Security Feature
Passwordless Vault Login
Set your master password aside and go passwordless, removing the obstacles between you and your digital life.
Free trial for all plans. No credit card required.
Free yourself from password pains and risks with passwordless vault login
Seamless access is here
Verify your device with your master password just once, then access your vault using the passwordless authentication method you prefer.
Fewer password resets
Remove password barriers by instantly accessing the applications and credentials you need most. No more forgetting and resetting passwords.
Lower risk of hacks
Passwordless access adds additional protection layers: the device you trust, your biometrics, or any FIDO2-certified authenticators.
Enable passwordless for more secure, friction-free logins to your LastPass vault on desktop. Choose how you want to go passwordless:
- Use the LastPass Authenticator mobile app to log in via a push notification.
- Log in with a FIDO2-certified authenticator, including device biometrics (like Touch ID or Windows Hello) or hardware keys (YubiKey or Feitian).
Use face or fingerprint ID to go passwordless in the LastPass iOS or Android mobile app. To enable it, open the security settings menu and select the biometrics login option.
Once set up, you can log in to your vault using your face or fingerprint instead of manually entering your master password.

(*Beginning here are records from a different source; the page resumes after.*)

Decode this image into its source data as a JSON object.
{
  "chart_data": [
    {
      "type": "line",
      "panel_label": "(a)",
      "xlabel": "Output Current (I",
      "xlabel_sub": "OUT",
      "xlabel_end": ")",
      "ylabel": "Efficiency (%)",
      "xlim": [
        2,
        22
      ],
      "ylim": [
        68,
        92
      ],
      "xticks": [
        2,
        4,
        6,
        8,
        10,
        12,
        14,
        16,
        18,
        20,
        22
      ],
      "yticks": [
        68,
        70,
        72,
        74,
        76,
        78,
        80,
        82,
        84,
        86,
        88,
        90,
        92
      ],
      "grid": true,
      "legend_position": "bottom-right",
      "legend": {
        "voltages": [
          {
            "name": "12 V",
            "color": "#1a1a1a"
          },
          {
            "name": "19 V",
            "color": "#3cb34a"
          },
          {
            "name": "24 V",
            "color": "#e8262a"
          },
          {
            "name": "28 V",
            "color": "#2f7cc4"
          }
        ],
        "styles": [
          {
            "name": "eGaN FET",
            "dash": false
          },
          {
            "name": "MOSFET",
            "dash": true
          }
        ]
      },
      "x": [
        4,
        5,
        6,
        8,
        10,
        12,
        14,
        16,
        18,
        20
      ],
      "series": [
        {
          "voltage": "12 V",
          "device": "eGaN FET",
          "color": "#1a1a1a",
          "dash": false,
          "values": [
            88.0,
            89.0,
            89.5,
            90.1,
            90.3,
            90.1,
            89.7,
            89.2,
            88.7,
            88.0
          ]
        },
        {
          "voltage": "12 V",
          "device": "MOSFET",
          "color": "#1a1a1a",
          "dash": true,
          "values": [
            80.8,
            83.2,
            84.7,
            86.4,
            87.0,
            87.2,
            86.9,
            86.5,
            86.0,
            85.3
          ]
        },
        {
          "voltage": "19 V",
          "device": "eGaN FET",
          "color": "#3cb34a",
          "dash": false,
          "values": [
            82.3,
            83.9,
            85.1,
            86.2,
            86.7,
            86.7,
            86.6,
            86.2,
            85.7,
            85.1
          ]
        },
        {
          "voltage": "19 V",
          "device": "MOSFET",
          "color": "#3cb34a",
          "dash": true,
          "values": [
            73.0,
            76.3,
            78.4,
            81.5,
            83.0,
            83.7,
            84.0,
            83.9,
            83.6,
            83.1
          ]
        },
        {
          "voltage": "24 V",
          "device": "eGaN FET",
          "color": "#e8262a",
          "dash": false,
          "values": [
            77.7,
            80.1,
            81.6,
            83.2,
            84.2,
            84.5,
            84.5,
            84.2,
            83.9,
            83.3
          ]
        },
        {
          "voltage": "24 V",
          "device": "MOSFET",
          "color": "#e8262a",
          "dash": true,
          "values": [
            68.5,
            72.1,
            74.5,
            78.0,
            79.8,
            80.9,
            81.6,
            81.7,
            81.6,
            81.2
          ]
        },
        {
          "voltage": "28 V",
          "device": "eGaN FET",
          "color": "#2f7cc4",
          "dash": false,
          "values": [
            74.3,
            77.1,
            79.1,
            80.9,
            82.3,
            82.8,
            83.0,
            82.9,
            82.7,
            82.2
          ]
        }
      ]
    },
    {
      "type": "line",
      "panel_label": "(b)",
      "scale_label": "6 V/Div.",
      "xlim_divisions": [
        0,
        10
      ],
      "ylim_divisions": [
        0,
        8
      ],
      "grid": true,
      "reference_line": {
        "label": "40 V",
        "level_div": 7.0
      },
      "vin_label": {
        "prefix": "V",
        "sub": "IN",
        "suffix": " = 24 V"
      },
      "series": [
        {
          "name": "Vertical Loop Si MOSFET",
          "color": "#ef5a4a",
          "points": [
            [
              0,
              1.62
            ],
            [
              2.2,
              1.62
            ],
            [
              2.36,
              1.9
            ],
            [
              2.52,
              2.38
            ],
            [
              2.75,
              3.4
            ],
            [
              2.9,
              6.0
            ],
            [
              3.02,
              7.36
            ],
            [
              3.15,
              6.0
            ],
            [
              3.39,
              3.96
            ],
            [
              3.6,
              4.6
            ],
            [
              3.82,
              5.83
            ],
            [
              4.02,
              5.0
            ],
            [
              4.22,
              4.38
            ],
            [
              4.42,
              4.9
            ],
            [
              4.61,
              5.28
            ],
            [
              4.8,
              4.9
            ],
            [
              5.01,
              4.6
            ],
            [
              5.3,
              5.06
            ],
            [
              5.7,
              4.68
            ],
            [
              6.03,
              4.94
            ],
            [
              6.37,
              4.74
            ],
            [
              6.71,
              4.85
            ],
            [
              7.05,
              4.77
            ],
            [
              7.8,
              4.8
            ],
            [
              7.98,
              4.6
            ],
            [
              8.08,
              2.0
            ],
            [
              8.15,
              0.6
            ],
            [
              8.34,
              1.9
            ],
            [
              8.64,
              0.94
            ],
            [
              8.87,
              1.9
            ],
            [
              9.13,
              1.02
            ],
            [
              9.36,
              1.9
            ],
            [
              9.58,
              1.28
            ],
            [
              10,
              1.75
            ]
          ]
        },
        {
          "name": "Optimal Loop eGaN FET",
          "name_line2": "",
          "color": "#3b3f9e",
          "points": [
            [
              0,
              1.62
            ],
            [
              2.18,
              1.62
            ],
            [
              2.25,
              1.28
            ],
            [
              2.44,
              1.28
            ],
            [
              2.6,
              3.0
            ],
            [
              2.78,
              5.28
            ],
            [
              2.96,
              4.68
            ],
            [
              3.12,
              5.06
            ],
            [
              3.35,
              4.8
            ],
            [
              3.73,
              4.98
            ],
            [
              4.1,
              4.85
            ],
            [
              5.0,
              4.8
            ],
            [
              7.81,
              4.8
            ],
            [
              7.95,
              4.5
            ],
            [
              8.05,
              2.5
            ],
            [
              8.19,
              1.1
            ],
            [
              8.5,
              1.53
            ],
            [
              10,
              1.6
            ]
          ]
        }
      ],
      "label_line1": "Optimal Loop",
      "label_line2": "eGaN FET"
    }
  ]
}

Want to go passwordless at work?
- Simplified employee login experience
- Increased IT admin productivity
- Secure authentication
- FIDO2 server certified
Learn more about passwordless
Frequently asked questions
How does passwordless login work?
- From a user’s perspective:
Your master password, which you previously typed in manually to log in to your LastPass vault, is replaced with the passwordless authentication method of your choice. Desktop users can choose from the LastPass Authenticator app, fingerprint or face ID, or a hardware key like YubiKey. In contrast, mobile users can only use their smartphone’s integrated biometrics feature.
- From a technical perspective:
LastPass now allows for passwordless login with FIDO2 authenticators. FIDO2 authentication uses W3C’s Web Authentication (WebAuthn) specification and FIDO Client to Authenticator Protocol (CTAP), industry-leading authentication standards which reduce the risk of phishing and all forms of password theft.
FIDO2 authentication replaces the master password with a secure and fast login experience supported by possession-based credentials. Only you possess these credentials either through your device (LastPass Authenticator app), your unique physical attributes (fingerprint or face ID), or a hardware key (YubiKey or Feitian key).
How do I enable passwordless in my LastPass account?
The process of enabling passwordless login will depend on the device you’re using to access LastPass:
- Desktops:
Log in to your vault, open “Account Settings” and find the “Passwordless Options” tab: LastPass Authenticator, FIDO2-certified biometrics, or FIDO2-certified hardware keys. Click the option you prefer and follow the instructions. The next time you want to access your vault from your trusted device, you’ll be able to do so through passwordless login – without entering your master password.
How to enable LastPass Authenticator app for passwordless login
- Mobile phones:
Log in to the LastPass app using your email address and master password. Tap Settings and then Security. Enable passwordless login: Android users will turn on logging in with biometrics, while iOS users can log in with either Face ID or Touch ID (fingerprint). The next time you want to access your vault from your trusted mobile device, you can do so through passwordless login.
Will I still need a master password?
Yes. If you’re having trouble logging in with your passwordless authentication method, you may be asked to reinput your master password. This will verify your identity and allow access to your account. You must also input your master password to make any security-related account changes, including adding new trusted devices.
How do I recover my account if I lose my device or forget my master password?
Whenever you establish a new method of authentication, make sure you’ve enabled the backup options available to that authentication method. By enabling backup, you’ll be able to establish your identity on a new device so you don’t lose access to your LastPass vault. Most all authentication methods will rely on an SMS code for you to verify your identity and then complete the backup restore.
What is FIDO2?
FIDO2 (Fast Identity Online 2) authentication is an open authentication standard developed by the FIDO Alliance that provides a more secure and convenient way to log in to online services, including the LastPass password manager vault. LastPass, as a FIDO2 Alliance board-level member, helps to develop specifications and raise awareness of this technology.
FIDO2 relies on public-key cryptography, which is much more secure than traditional password-based authentication. Instead of using a password that can be easily compromised or forgotten, FIDO2 uses a private key stored securely on the user's device and a public key registered with the online service. This ensures the user's credentials remain protected even if the service's database is breached. Like the LastPass zero-knowledge model, private keys never leave the user’s device and are never stored to the server.
Does LastPass support passkeys?
Coming soon, LastPass will support creating, saving, storing, and accessing passkeys, across all platforms and devices, right in the vault.
Typically, passkeys are accessed from the browser and device they were created on. With LastPass, it doesn’t matter what device or browser you’re on when you create a passkey. By storing your passkey with LastPass, you’ll have access to your passkey whenever and wherever you need them.